La mano en la frente y después en un hombro para indicar a su hija lo que debía hacer .Y Gelinda se agacha perdiendo el equilibrio. Se cae de bruces pero no llora. Se ha llenado de arena la cara y la boca y sus dientes de leche mastican los granos de arena para luego escupirlos. Se levanta de nuevo ante la mirada atenta de su padre con toda la dignidad de la que es capaz una niña de dos años, para seguir las indicaciones de “Ojos de Gato” que se agacha una vez más con la nena de una mano, hundiendo la otra en el agua para luego seguir paso a paso la señal de la cruz con su hija.
-Ahora si “has hecho mi”- dice riendo. No sabe por qué la chiquilla ha decidido asociar la señal de la cruz con el “hacer mi”, y piensa que quizá tenga que ver con la misa; con ese “vamos a misa” que ya forma parte de las palabras amigas.
– ¡Agárrate al cuello de papá! ¡No tengas miedo!
– No” teno miezdo papá”-le dice la niña aunque no era del todo cierto.
Su pequeño corazón latía con fuerza ante un bautismo de mar más allá de sus tobillos. Nadie se lo había explicado porque debieron pensar que era demasiado pequeña para comprender el significado de “hacer, o no hacer pie “en el agua. Nadie se lo había explicado pero ella lo intuía por el empeño de su padre en que no se soltara de su cuello, cosa que no pensaba hacer. Le parecía que cabalgaba a lomos de un delfín, si hubiera sabido lo que era un delfín. Aferrada a “Ojos de gato” que nadaba despacio, Gelinda tragaba y escupía pequeños buches de agua salada, y a ella le parecía que se bebía el mar con todos sus habitantes y que la barriga se le llenaba de sirenitas y caballitos de mar, que si sabía lo que eran porque los veia todas las noches en sus sueños.
Volvieron a la orilla en el momento en que el sol se dibujaba en el horizonte. El mar había devuelto a un padre orgulloso del bautismo de agua de su hija, y a una niña tiritando de frio y con la piel arrugada como la de un garbanzo a remojo. En su cara chiquita los finos labios amoratados le regalaron una sonrisa.
-¡Ya eres mayor! – Se lo dijo al oído mientras la envolvía en una toalla- ¡Esta es mi niña! Y la beso en la frente y ella se acurrucó al calor de esa toalla entre los brazos de su padre. Se sintió el ser más feliz del mundo, si ella hubiera sabido lo que era el mundo. Cerró los ojos y se quedó dormida con su “ya hecho mi” entre las hazañas más notables de su corta vida. Algo le decía que ese bautismo de agua se quedaría hasta el fin de sus días en el fondo de su alma y en algún rincón de su “neurona amiga”.
Con el final del verano llegó un nuevo destino y la promesa escrita en una carta enviada, por el ayudante del Primer Jefe de la Guardia Colonial, pidiendo su regreso a Guinea.
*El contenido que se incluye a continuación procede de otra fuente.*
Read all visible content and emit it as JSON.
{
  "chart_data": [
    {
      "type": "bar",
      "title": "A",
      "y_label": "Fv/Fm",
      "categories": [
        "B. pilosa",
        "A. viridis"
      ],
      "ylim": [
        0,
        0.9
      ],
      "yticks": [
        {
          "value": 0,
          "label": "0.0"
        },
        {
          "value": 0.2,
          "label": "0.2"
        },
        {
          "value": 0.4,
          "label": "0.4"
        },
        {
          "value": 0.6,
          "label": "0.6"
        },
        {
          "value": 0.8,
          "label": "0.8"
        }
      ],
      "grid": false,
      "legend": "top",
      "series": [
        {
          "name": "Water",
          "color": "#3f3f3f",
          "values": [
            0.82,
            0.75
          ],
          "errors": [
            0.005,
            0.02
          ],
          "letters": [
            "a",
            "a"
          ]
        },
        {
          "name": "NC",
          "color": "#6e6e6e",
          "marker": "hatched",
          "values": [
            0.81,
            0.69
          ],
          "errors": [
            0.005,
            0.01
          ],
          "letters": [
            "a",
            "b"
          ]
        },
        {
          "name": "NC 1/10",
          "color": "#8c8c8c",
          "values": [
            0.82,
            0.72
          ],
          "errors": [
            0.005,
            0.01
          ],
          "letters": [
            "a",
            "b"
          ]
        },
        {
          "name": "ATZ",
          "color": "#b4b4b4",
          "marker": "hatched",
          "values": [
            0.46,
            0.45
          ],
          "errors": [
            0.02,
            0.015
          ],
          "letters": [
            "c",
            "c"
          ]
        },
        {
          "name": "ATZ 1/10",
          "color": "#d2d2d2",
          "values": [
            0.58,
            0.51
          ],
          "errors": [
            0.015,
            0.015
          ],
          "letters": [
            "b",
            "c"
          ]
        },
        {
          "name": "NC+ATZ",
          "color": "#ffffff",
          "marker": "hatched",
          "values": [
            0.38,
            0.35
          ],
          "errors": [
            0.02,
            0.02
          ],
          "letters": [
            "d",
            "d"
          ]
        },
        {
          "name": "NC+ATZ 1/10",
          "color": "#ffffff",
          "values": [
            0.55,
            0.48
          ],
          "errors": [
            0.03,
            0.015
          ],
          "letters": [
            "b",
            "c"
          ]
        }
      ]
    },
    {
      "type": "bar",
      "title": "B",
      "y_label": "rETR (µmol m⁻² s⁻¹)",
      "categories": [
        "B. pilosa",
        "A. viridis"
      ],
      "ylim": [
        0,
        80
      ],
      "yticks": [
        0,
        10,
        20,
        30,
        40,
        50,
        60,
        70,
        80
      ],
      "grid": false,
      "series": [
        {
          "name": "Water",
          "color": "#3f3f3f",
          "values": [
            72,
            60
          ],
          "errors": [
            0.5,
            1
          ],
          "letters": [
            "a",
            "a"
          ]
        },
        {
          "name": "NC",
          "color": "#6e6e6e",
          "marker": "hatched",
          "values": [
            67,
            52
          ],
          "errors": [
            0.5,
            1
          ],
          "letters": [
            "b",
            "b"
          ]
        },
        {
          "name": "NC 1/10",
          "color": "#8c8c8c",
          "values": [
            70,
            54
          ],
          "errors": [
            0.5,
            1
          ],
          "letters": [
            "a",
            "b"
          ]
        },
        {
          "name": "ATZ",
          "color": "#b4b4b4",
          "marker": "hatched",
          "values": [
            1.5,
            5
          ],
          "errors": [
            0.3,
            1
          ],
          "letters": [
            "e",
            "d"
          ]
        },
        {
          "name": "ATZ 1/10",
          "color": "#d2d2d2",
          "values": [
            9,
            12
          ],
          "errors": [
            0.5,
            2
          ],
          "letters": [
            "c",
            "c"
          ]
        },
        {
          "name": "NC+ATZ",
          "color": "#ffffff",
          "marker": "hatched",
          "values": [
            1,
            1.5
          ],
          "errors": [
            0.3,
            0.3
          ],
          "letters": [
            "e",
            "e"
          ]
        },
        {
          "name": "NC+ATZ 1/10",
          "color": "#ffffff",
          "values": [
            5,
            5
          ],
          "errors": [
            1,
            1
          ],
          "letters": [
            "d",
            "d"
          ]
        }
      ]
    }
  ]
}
Vendieron el hogar, dijeron adiós a la niñera Vicenta, de la que Gelinda se llevaba como recuerdo una pequeña cicatriz en el labio superior tras descuidarla en el suelo empedrado de una calle, por tontear con el soldado de sus “entretelas”. Y dejaron a Sara en Forna la aldea que la vio nacer y en donde quería morir, no sin pena pero comprendiendo la necesidad de encontrarse con ella misma y con sus recuerdos, y partieron en El Dómine a las Canarias en donde La isla de La Gomera los acogía con su mejor sonrisa.